For the beginners, South Africa offers a choice of surf schools that will have you out there in the breakers, learning to surf and making new friends in no time at all! If you’re a beginner looking to catch your first wave in Durban, don’t look past Addlington Beach for small, consistent waves guaranteed to ignite your passion for surfing.

south-africa-surfing

Image source: TNT Magazine

The Big Rush Rope Swing asks adventurous travellers to take a leap of faith by stepping off the roof of the Moses Mabhida Stadium. The Big Rush is listed in the Guinness World Records as the tallest swing in the world! Those brave enough to take the leap will face a 60 metre free-fall at a speed of over 120kph. If you’re travelling with people who don’t share your taste for adventure, they can watch your jump from the comfort of the Base café in the Big Rush Stadium Shop – so don’t forget to smile for the cameras! The stadium jump will set you back $74 (AUD) and takes place daily from 9am – 5pm, weather permitting.

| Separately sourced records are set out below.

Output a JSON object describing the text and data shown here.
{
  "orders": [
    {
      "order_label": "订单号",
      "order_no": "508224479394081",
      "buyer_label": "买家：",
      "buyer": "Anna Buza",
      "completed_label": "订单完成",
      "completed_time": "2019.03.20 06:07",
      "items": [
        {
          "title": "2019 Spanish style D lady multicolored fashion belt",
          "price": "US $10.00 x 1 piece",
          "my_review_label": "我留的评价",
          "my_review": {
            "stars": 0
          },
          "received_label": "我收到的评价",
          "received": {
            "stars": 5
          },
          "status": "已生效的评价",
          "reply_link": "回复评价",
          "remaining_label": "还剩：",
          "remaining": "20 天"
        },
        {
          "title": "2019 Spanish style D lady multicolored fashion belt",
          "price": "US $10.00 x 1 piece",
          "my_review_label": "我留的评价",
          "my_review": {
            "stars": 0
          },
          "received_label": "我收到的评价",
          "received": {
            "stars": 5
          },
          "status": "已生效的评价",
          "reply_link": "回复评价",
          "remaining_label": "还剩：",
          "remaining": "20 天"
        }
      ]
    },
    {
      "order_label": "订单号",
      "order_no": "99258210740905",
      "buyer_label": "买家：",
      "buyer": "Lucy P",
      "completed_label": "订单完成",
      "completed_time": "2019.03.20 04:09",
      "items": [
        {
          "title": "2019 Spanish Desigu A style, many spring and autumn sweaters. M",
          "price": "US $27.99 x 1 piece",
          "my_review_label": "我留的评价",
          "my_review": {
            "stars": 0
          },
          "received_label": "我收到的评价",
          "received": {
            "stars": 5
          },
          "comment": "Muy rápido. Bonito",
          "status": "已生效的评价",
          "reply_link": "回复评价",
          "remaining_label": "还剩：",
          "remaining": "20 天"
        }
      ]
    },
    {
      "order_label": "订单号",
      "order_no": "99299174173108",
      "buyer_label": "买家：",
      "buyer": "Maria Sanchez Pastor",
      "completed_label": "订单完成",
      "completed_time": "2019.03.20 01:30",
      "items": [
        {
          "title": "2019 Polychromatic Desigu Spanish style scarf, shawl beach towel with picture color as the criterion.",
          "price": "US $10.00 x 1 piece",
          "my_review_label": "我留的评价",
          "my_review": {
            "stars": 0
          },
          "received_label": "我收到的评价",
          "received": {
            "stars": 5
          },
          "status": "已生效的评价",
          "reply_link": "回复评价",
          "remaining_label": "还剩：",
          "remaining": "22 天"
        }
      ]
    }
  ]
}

Enjoy the experience of a lifetime and go shark cage diving on the Great White Trail. Great White sharks are seasonal animals so get yourself to the Cape in June, July or August where you’ll not only have an excellent chance of seeing them, but also to watch them breach and hunt. SharkExplorers in Cape Town offer a range of cage diving experiences. The White Shark adventures take place in False Bay, which is a 30-minute drive from Cape Town and is a Great White Shark hotspot. The tour starts out before dawn and as well as getting close and personal with these sharks in their natural habitat you’ll be able to witness the power of the Great White Sharks as they launch themselves out of the water to catch their prey safely from the SharkExplorers boat. Prices start from $158 (AUD).

Great White Shark Diving

In South Africa, mountain biking has become a tremendously popular sport, and there are new trails opening up all the time. There are some timeless classics though, in glorious surroundings. The Cederberg Mountains and the Drakensberg within sight of whales at De Hoop or in the forests of Knysna. Mountain biking in South Africa offers options for all skill and fitness levels. Some trails and tracks are as short as 10km, while others, like the magnificent Cederberg Mountain Bike Trail in Clanwilliam, can take you over 170 km of the most dramatic rocky terrain you could wish for!

These affordable adventure activities are bound to make your South African trip a memorable one.